Londres, junio de 1769
El conde de Rothwell desvió la mirada hacia su hija, Victoria. Estaba preciosa, con aquel vestido de seda verde que destacaba la blancura de su piel sin mancha y el llamativo color cobrizo de su abundante cabello, que llevaba recogido en un elaborado peinado entrelazado con diminutas esmeraldas. De su cuello esbelto pendía un collar con una única esmeralda que rivalizaba en belleza con sus imponentes ojos verdes.
Era, sin duda, la mujer más hermosa de todas las que había allí reunidas, con excepción de la novia, por supuesto.
Arabella había lucido radiante ese día mientras se aproximaba al altar del brazo del orgulloso duque de Westmount. Para desesperación del nerviosísimo novio, había avanzado despacio por el largo pasillo mientras saludaba a los presentes con una cálida sonrisa. Rothwell la había mirado con cariño al llegar junto a él, y Arabella se había desprendido del brazo de su padre para besar a su tío, que había suspirado con una mezcla de satisfacción y tristeza, porque algún día sería él quien acompañaría hacia ese mismo altar a su hija. Claro, que él no tenía ninguna prisa y, al parecer, Victoria tampoco.

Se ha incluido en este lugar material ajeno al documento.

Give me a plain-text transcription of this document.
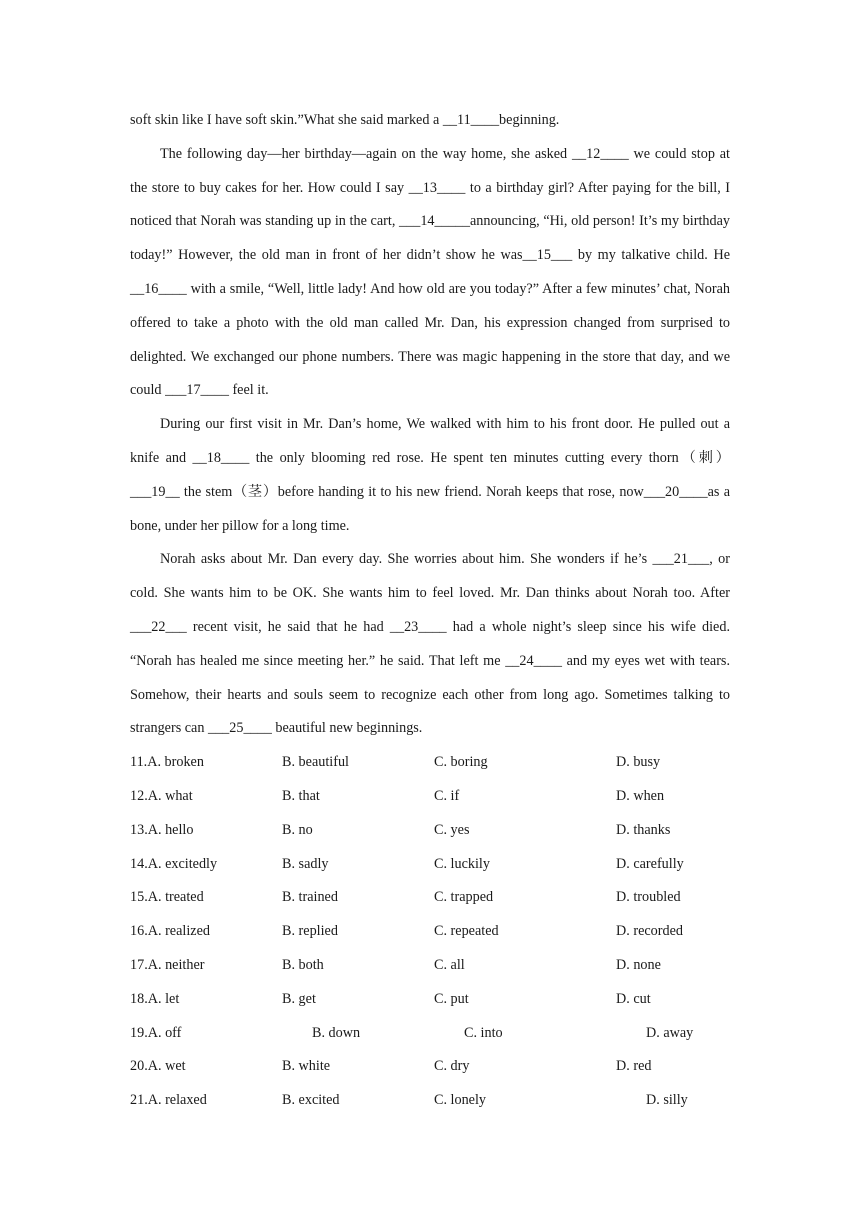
soft skin like I have soft skin.”What she said marked a __11____beginning.

The following day—her birthday—again on the way home, she asked __12____ we could stop at the store to buy cakes for her. How could I say __13____ to a birthday girl? After paying for the bill, I noticed that Norah was standing up in the cart, ___14_____announcing, “Hi, old person! It’s my birthday today!” However, the old man in front of her didn’t show he was__15___ by my talkative child. He __16____ with a smile, “Well, little lady! And how old are you today?” After a few minutes’ chat, Norah offered to take a photo with the old man called Mr. Dan, his expression changed from surprised to delighted. We exchanged our phone numbers. There was magic happening in the store that day, and we could ___17____ feel it.

During our first visit in Mr. Dan’s home, We walked with him to his front door. He pulled out a knife and __18____ the only blooming red rose. He spent ten minutes cutting every thorn（刺）___19__ the stem（茎）before handing it to his new friend. Norah keeps that rose, now___20____as a bone, under her pillow for a long time.

Norah asks about Mr. Dan every day. She worries about him. She wonders if he’s ___21___, or cold. She wants him to be OK. She wants him to feel loved. Mr. Dan thinks about Norah too. After ___22___ recent visit, he said that he had __23____ had a whole night’s sleep since his wife died. “Norah has healed me since meeting her.” he said. That left me __24____ and my eyes wet with tears. Somehow, their hearts and souls seem to recognize each other from long ago. Sometimes talking to strangers can ___25____ beautiful new beginnings.

11.A. broken	B. beautiful	C. boring	D. busy
12.A. what	B. that	C. if	D. when
13.A. hello	B. no	C. yes	D. thanks
14.A. excitedly	B. sadly	C. luckily	D. carefully
15.A. treated	B. trained	C. trapped	D. troubled
16.A. realized	B. replied	C. repeated	D. recorded
17.A. neither	B. both	C. all	D. none
18.A. let	B. get	C. put	D. cut
19.A. off	B. down	C. into	D. away
20.A. wet	B. white	C. dry	D. red
21.A. relaxed	B. excited	C. lonely	D. silly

Al verla conversar con los invitados en la recepción de bodas, pensó, no sin cierta sorpresa, que ya habían transcurrido veintidós años desde que la había tenido por primera vez en sus brazos. Recordó perfectamente aquella noche en la que el carruaje avanzaba por las oscuras calles de Londres de regreso a Rothwell House. La señora MacIntyre acunaba en sus brazos aquel bulto deforme que él ni siquiera había podido mirar. Dentro de su corazón se amalgamaban el dolor y la rabia por la pérdida de su inocente niña, por el sufrimiento de su esposa, y aunque sabía que la pequeña que dormía en brazos del ama de llaves no tenía la culpa, no podía evitar que le royese las entrañas el hecho de que fuese a disfrutar de lo que hubiese debido pertenecer a su propia hija, carne de su carne.

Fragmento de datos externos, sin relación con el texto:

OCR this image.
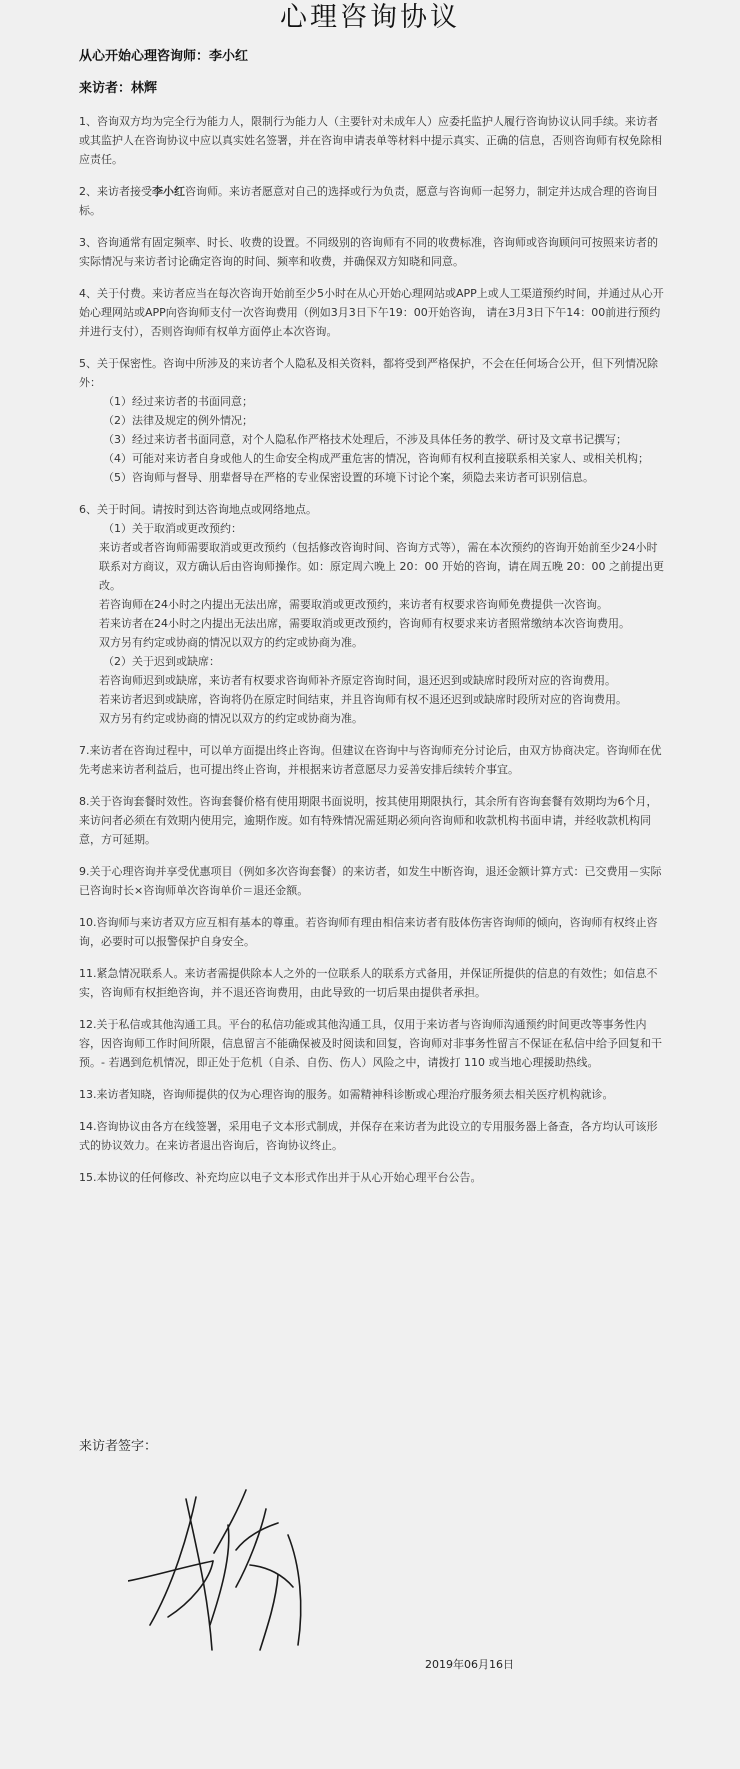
心理咨询协议
从心开始心理咨询师：李小红
来访者：林辉
1、咨询双方均为完全行为能力人，限制行为能力人（主要针对未成年人）应委托监护人履行咨询协议认同手续。来访者或其监护人在咨询协议中应以真实姓名签署，并在咨询申请表单等材料中提示真实、正确的信息，否则咨询师有权免除相应责任。
2、来访者接受李小红咨询师。来访者愿意对自己的选择或行为负责，愿意与咨询师一起努力，制定并达成合理的咨询目标。
3、咨询通常有固定频率、时长、收费的设置。不同级别的咨询师有不同的收费标准，咨询师或咨询顾问可按照来访者的实际情况与来访者讨论确定咨询的时间、频率和收费，并确保双方知晓和同意。
4、关于付费。来访者应当在每次咨询开始前至少5小时在从心开始心理网站或APP上或人工渠道预约时间，并通过从心开始心理网站或APP向咨询师支付一次咨询费用（例如3月3日下午19：00开始咨询， 请在3月3日下午14：00前进行预约并进行支付），否则咨询师有权单方面停止本次咨询。

5、关于保密性。咨询中所涉及的来访者个人隐私及相关资料，都将受到严格保护，不会在任何场合公开，但下列情况除外：

（1）经过来访者的书面同意；

（2）法律及规定的例外情况；

（3）经过来访者书面同意，对个人隐私作严格技术处理后，不涉及具体任务的教学、研讨及文章书记撰写；

（4）可能对来访者自身或他人的生命安全构成严重危害的情况，咨询师有权利直接联系相关家人、或相关机构；

（5）咨询师与督导、朋辈督导在严格的专业保密设置的环境下讨论个案，须隐去来访者可识别信息。

6、关于时间。请按时到达咨询地点或网络地点。

（1）关于取消或更改预约：

来访者或者咨询师需要取消或更改预约（包括修改咨询时间、咨询方式等），需在本次预约的咨询开始前至少24小时联系对方商议，双方确认后由咨询师操作。如：原定周六晚上 20：00 开始的咨询，请在周五晚 20：00 之前提出更改。

若咨询师在24小时之内提出无法出席，需要取消或更改预约，来访者有权要求咨询师免费提供一次咨询。

若来访者在24小时之内提出无法出席，需要取消或更改预约，咨询师有权要求来访者照常缴纳本次咨询费用。

双方另有约定或协商的情况以双方的约定或协商为准。

（2）关于迟到或缺席：

若咨询师迟到或缺席，来访者有权要求咨询师补齐原定咨询时间，退还迟到或缺席时段所对应的咨询费用。

若来访者迟到或缺席，咨询将仍在原定时间结束，并且咨询师有权不退还迟到或缺席时段所对应的咨询费用。

双方另有约定或协商的情况以双方的约定或协商为准。

7.来访者在咨询过程中，可以单方面提出终止咨询。但建议在咨询中与咨询师充分讨论后，由双方协商决定。咨询师在优先考虑来访者利益后，也可提出终止咨询，并根据来访者意愿尽力妥善安排后续转介事宜。
8.关于咨询套餐时效性。咨询套餐价格有使用期限书面说明，按其使用期限执行，其余所有咨询套餐有效期均为6个月，来访问者必须在有效期内使用完，逾期作废。如有特殊情况需延期必须向咨询师和收款机构书面申请，并经收款机构同意，方可延期。
9.关于心理咨询并享受优惠项目（例如多次咨询套餐）的来访者，如发生中断咨询，退还金额计算方式：已交费用－实际已咨询时长×咨询师单次咨询单价＝退还金额。
10.咨询师与来访者双方应互相有基本的尊重。若咨询师有理由相信来访者有肢体伤害咨询师的倾向，咨询师有权终止咨询，必要时可以报警保护自身安全。
11.紧急情况联系人。来访者需提供除本人之外的一位联系人的联系方式备用，并保证所提供的信息的有效性；如信息不实，咨询师有权拒绝咨询，并不退还咨询费用，由此导致的一切后果由提供者承担。
12.关于私信或其他沟通工具。平台的私信功能或其他沟通工具，仅用于来访者与咨询师沟通预约时间更改等事务性内容，因咨询师工作时间所限，信息留言不能确保被及时阅读和回复，咨询师对非事务性留言不保证在私信中给予回复和干预。- 若遇到危机情况，即正处于危机（自杀、自伤、伤人）风险之中，请拨打 110 或当地心理援助热线。
13.来访者知晓，咨询师提供的仅为心理咨询的服务。如需精神科诊断或心理治疗服务须去相关医疗机构就诊。
14.咨询协议由各方在线签署，采用电子文本形式制成，并保存在来访者为此设立的专用服务器上备查，各方均认可该形式的协议效力。在来访者退出咨询后，咨询协议终止。
15.本协议的任何修改、补充均应以电子文本形式作出并于从心开始心理平台公告。
来访者签字：
2019年06月16日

Cuando entraron en el vestíbulo de la mansión, el conde se detuvo y apretó los puños. «Lo hago por Diana», se dijo. Sin mediar palabra, extendió los brazos y la mujer depositó en ellos al bebé. Inhaló una profunda bocanada de aire y retiró la burda tela que cubría el rostro de la niña. Apretó con fuerza la mandíbula al contemplar aquel rostro rojizo y arrugado de nariz respingona. La pequeña tenía los puños apretados, como si estuviera dispuesta a pelearse con el mundo y con la vida misma. Incapaz de contener su curiosidad, alargó un dedo y lo pasó por la pelusilla rala que cubría aquella cabecita. Le sorprendió la suavidad y el calor que desprendía su piel. La niña se removió y abrió los ojos con un repetido parpadeo. Algo se quebró en el interior del conde cuando recibió el impacto de aquellos enormes ojos de un color indefinido, y un sollozo trepó por su pecho. Tragó saliva y buscó la mirada del ama de llaves.
—Esta es mi hija —declaró con firmeza—. Ha nacido hoy en Rothwell House, y todos en esta casa lo jurarán, si es necesario.

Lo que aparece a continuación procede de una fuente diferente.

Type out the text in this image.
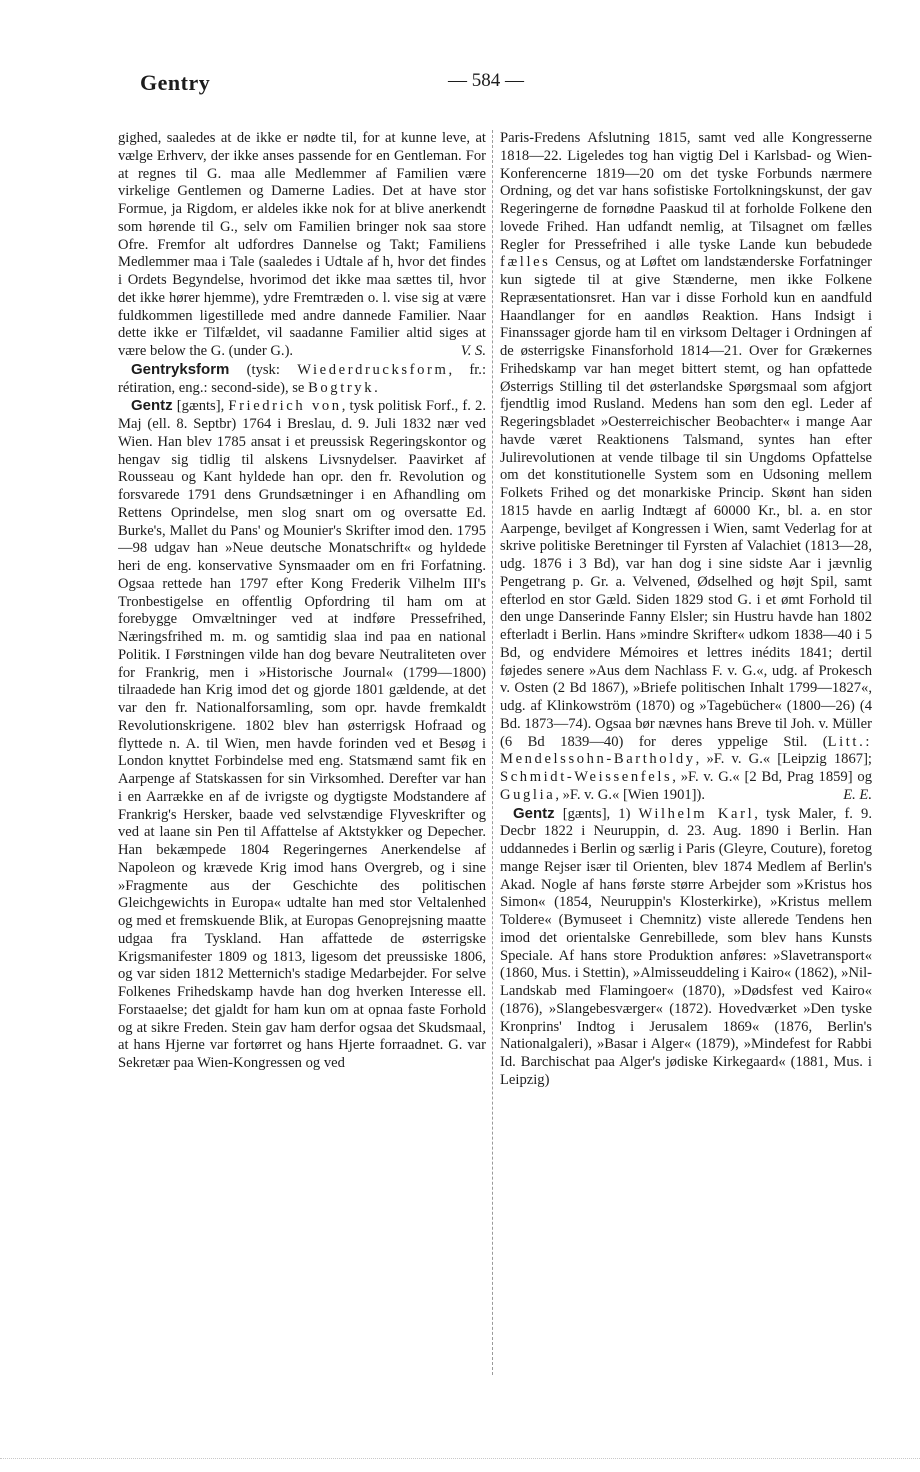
Gentry	— 584 —

gighed, saaledes at de ikke er nødte til, for at kunne leve, at vælge Erhverv, der ikke anses passende for en Gentleman. For at regnes til G. maa alle Medlemmer af Familien være virkelige Gentlemen og Damerne Ladies. Det at have stor Formue, ja Rigdom, er aldeles ikke nok for at blive anerkendt som hørende til G., selv om Familien bringer nok saa store Ofre. Fremfor alt udfordres Dannelse og Takt; Familiens Medlemmer maa i Tale (saaledes i Udtale af h, hvor det findes i Ordets Begyndelse, hvorimod det ikke maa sættes til, hvor det ikke hører hjemme), ydre Fremtræden o. l. vise sig at være fuldkommen ligestillede med andre dannede Familier. Naar dette ikke er Tilfældet, vil saadanne Familier altid siges at være below the G. (under G.).	V. S.

Gentryksform (tysk: Wiederdrucksform, fr.: rétiration, eng.: second-side), se Bogtryk.

Gentz [gænts], Friedrich von, tysk politisk Forf., f. 2. Maj (ell. 8. Septbr) 1764 i Breslau, d. 9. Juli 1832 nær ved Wien. Han blev 1785 ansat i et preussisk Regeringskontor og hengav sig tidlig til alskens Livsnydelser. Paavirket af Rousseau og Kant hyldede han opr. den fr. Revolution og forsvarede 1791 dens Grundsætninger i en Afhandling om Rettens Oprindelse, men slog snart om og oversatte Ed. Burke's, Mallet du Pans' og Mounier's Skrifter imod den. 1795—98 udgav han »Neue deutsche Monatschrift« og hyldede heri de eng. konservative Synsmaader om en fri Forfatning. Ogsaa rettede han 1797 efter Kong Frederik Vilhelm III's Tronbestigelse en offentlig Opfordring til ham om at forebygge Omvæltninger ved at indføre Pressefrihed, Næringsfrihed m. m. og samtidig slaa ind paa en national Politik. I Førstningen vilde han dog bevare Neutraliteten over for Frankrig, men i »Historische Journal« (1799—1800) tilraadede han Krig imod det og gjorde 1801 gældende, at det var den fr. Nationalforsamling, som opr. havde fremkaldt Revolutionskrigene. 1802 blev han østerrigsk Hofraad og flyttede n. A. til Wien, men havde forinden ved et Besøg i London knyttet Forbindelse med eng. Statsmænd samt fik en Aarpenge af Statskassen for sin Virksomhed. Derefter var han i en Aarrække en af de ivrigste og dygtigste Modstandere af Frankrig's Hersker, baade ved selvstændige Flyveskrifter og ved at laane sin Pen til Affattelse af Aktstykker og Depecher. Han bekæmpede 1804 Regeringernes Anerkendelse af Napoleon og krævede Krig imod hans Overgreb, og i sine »Fragmente aus der Geschichte des politischen Gleichgewichts in Europa« udtalte han med stor Veltalenhed og med et fremskuende Blik, at Europas Genoprejsning maatte udgaa fra Tyskland. Han affattede de østerrigske Krigsmanifester 1809 og 1813, ligesom det preussiske 1806, og var siden 1812 Metternich's stadige Medarbejder. For selve Folkenes Frihedskamp havde han dog hverken Interesse ell. Forstaaelse; det gjaldt for ham kun om at opnaa faste Forhold og at sikre Freden. Stein gav ham derfor ogsaa det Skudsmaal, at hans Hjerne var fortørret og hans Hjerte forraadnet. G. var Sekretær paa Wien-Kongressen og ved

Paris-Fredens Afslutning 1815, samt ved alle Kongresserne 1818—22. Ligeledes tog han vigtig Del i Karlsbad- og Wien-Konferencerne 1819—20 om det tyske Forbunds nærmere Ordning, og det var hans sofistiske Fortolkningskunst, der gav Regeringerne de fornødne Paaskud til at forholde Folkene den lovede Frihed. Han udfandt nemlig, at Tilsagnet om fælles Regler for Pressefrihed i alle tyske Lande kun bebudede fælles Census, og at Løftet om landstænderske Forfatninger kun sigtede til at give Stænderne, men ikke Folkene Repræsentationsret. Han var i disse Forhold kun en aandfuld Haandlanger for en aandløs Reaktion. Hans Indsigt i Finanssager gjorde ham til en virksom Deltager i Ordningen af de østerrigske Finansforhold 1814—21. Over for Grækernes Frihedskamp var han meget bittert stemt, og han opfattede Østerrigs Stilling til det østerlandske Spørgsmaal som afgjort fjendtlig imod Rusland. Medens han som den egl. Leder af Regeringsbladet »Oesterreichischer Beobachter« i mange Aar havde været Reaktionens Talsmand, syntes han efter Julirevolutionen at vende tilbage til sin Ungdoms Opfattelse om det konstitutionelle System som en Udsoning mellem Folkets Frihed og det monarkiske Princip. Skønt han siden 1815 havde en aarlig Indtægt af 60000 Kr., bl. a. en stor Aarpenge, bevilget af Kongressen i Wien, samt Vederlag for at skrive politiske Beretninger til Fyrsten af Valachiet (1813—28, udg. 1876 i 3 Bd), var han dog i sine sidste Aar i jævnlig Pengetrang p. Gr. a. Velvened, Ødselhed og højt Spil, samt efterlod en stor Gæld. Siden 1829 stod G. i et ømt Forhold til den unge Danserinde Fanny Elsler; sin Hustru havde han 1802 efterladt i Berlin. Hans »mindre Skrifter« udkom 1838—40 i 5 Bd, og endvidere Mémoires et lettres inédits 1841; dertil føjedes senere »Aus dem Nachlass F. v. G.«, udg. af Prokesch v. Osten (2 Bd 1867), »Briefe politischen Inhalt 1799—1827«, udg. af Klinkowström (1870) og »Tagebücher« (1800—26) (4 Bd. 1873—74). Ogsaa bør nævnes hans Breve til Joh. v. Müller (6 Bd 1839—40) for deres yppelige Stil. (Litt.: Mendelssohn-Bartholdy, »F. v. G.« [Leipzig 1867]; Schmidt-Weissenfels, »F. v. G.« [2 Bd, Prag 1859] og Guglia, »F. v. G.« [Wien 1901]).	E. E.

Gentz [gænts], 1) Wilhelm Karl, tysk Maler, f. 9. Decbr 1822 i Neuruppin, d. 23. Aug. 1890 i Berlin. Han uddannedes i Berlin og særlig i Paris (Gleyre, Couture), foretog mange Rejser især til Orienten, blev 1874 Medlem af Berlin's Akad. Nogle af hans første større Arbejder som »Kristus hos Simon« (1854, Neuruppin's Klosterkirke), »Kristus mellem Toldere« (Bymuseet i Chemnitz) viste allerede Tendens hen imod det orientalske Genrebillede, som blev hans Kunsts Speciale. Af hans store Produktion anføres: »Slavetransport« (1860, Mus. i Stettin), »Almisseuddeling i Kairo« (1862), »Nil-Landskab med Flamingoer« (1870), »Dødsfest ved Kairo« (1876), »Slangebesværger« (1872). Hovedværket »Den tyske Kronprins' Indtog i Jerusalem 1869« (1876, Berlin's Nationalgaleri), »Basar i Alger« (1879), »Mindefest for Rabbi Id. Barchischat paa Alger's jødiske Kirkegaard« (1881, Mus. i Leipzig)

La mujer asintió con gesto serio.
—¿Qué nombre le pondrá a la pequeña, milord?
El conde volvió a mirar a la niña, pero esa vez había en sus ojos un brillo de ternura.
—Se llamará Victoria —respondió. «Porque le ha ganado la batalla a mi corazón», añadió para sí mismo.
Abandonó sus recuerdos cuando un aplauso, al entrar los recién casados en el jardín, barrió los murmullos de las conversaciones de los presentes.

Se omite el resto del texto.